In working in the sex industry, Ali wants to show that Muslim women are sexual beings, too. "I take my faith and my culture with me," she said. "Your faith has nothing to do with what you do for work." In some of her films, she very intentionally wears a hijab.

"Wearing the hijab and fucking on camera is showing it's OK—it's the norm," she said. She says that Pakistan interpreted this as an offense to the hijab itself, as if she rejects it, though Ali says that was not her intent. "I was trying to open up a platform for Middle Eastern women to know that it's OK to masturbate, to be open to your sexuality."

Though wearing the hijab is perhaps her most showy political act, Ali told me that there are many other political scenes in her pornography as well. In one film, she speaks as a teacher to her class. Just before the male students gang bang her, they ask what her sex life is like as a Muslim woman. "Our husbands get to have sex with four other wives," she explains to the group. "So while he gets other pussy, you just have to be loyal to him?" one man asks incredulously. "Yeah, and I can't get other dicks," Ali answers.

"I am a practicing Muslim," Ali told me, the lights swirling overhead as more men milled through the club. "What you do is not who you are. I pray in the morning, and I'm an exotic dancer at night." She said that for many people, these two parts of herself cannot coexist, that they're indicative of her flawed character. She says they believe she's "trying to be pure, but then I'm the black sheep."

"It affects them more than it affects me," she said. "My belief has nothing to do with my sexuality.

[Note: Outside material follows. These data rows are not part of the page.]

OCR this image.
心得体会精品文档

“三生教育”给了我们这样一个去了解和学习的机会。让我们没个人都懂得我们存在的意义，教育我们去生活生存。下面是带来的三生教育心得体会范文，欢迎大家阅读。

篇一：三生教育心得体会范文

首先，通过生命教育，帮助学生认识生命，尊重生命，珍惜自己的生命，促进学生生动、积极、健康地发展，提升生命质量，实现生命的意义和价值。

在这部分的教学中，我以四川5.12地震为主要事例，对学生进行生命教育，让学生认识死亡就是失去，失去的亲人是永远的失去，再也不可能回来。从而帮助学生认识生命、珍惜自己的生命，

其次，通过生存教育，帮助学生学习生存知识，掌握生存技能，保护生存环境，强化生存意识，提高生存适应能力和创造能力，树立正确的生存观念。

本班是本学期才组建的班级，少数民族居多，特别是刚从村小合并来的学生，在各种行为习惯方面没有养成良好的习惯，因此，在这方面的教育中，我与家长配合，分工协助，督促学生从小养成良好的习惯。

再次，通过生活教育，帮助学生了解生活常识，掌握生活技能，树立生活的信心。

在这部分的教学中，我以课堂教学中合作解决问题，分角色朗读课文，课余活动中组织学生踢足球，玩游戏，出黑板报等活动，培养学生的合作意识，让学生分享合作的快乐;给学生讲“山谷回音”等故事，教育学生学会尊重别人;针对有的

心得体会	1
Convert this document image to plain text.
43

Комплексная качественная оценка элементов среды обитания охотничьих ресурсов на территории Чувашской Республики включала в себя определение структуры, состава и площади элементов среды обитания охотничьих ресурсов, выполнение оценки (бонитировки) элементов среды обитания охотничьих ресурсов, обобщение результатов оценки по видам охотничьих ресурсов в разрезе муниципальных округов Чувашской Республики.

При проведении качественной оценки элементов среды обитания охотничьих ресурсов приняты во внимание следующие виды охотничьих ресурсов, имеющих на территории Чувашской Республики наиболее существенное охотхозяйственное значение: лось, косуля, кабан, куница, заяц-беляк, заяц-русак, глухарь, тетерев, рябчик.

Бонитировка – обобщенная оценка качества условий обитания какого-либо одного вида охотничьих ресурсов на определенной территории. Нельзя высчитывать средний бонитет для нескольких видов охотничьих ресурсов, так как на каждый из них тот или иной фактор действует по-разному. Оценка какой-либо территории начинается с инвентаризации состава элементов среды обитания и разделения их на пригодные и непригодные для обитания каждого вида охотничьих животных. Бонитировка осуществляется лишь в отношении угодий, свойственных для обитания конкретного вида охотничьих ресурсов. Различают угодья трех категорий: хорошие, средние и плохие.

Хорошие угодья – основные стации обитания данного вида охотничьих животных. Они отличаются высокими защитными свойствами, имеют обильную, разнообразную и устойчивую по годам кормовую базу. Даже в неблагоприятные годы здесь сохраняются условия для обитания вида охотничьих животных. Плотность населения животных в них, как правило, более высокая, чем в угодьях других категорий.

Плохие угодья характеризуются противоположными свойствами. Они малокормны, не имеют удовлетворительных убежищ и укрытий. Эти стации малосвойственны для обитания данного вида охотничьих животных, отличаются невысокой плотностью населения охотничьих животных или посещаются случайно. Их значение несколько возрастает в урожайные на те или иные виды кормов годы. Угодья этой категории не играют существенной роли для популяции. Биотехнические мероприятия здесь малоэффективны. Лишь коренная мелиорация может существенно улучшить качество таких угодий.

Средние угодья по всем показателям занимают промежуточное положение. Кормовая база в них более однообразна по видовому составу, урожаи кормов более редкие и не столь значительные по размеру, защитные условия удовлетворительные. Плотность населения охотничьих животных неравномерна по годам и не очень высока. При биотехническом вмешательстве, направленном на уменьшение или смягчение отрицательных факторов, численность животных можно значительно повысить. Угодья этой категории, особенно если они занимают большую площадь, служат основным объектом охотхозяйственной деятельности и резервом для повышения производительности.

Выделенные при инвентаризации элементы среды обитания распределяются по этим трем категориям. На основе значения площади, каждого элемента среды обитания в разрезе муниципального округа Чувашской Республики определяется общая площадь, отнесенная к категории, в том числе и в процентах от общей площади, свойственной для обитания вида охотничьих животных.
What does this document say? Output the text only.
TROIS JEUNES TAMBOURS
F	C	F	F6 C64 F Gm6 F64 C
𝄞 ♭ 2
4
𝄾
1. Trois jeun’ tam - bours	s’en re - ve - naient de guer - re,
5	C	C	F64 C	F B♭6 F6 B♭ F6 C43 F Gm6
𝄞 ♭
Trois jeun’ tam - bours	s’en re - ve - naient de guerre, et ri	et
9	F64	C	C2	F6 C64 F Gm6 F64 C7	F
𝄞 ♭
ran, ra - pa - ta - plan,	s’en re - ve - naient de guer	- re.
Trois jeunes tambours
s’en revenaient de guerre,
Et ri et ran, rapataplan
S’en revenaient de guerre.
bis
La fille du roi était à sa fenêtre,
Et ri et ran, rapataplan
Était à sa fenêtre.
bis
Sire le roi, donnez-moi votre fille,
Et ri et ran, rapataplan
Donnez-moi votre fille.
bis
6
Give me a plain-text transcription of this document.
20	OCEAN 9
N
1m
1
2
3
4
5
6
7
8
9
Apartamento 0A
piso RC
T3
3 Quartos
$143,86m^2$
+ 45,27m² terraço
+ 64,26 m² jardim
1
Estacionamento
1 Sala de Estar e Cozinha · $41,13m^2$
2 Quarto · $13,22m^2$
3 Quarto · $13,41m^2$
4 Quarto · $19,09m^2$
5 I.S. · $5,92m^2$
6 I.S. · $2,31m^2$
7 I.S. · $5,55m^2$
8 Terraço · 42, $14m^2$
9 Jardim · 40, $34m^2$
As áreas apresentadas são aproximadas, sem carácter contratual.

It's more of a conflict for the audience than it is for me."

The scorn of strangers is one thing, but how have Ali's family and friends responded to her career? "Just like anyone's parents' [reaction would be], my parents' first reaction was a heart attack," Ali said. But now they have become very supportive of the political message their daughter is sending. (Though, of course, they still don't want Ali to be in porn.)

As it neared one o'clock in the morning, dancers and men congregated around the room, and one older man took a seat firmly against the stage, staring forward, awaiting Ali's debut. She had never been a featured dancer before; this, she felt, was an historic moment. The music changed, and Ali was beckoned backstage—it was time to prepare for her performance.

"I lost a lot of my friends," she told me as she stood up from her seat. "When they found out I was viral in the media, they didn't want to be friends with me." Her friends, Ali says, told her that she didn't respect herself and they couldn't take her seriously, even going so far as to make remarks about her to her family.

"It felt upsetting," Ali said. "They felt as if I don't know myself. I do know myself, and I'm trying to relate to other women. I just want women to be as equal as men."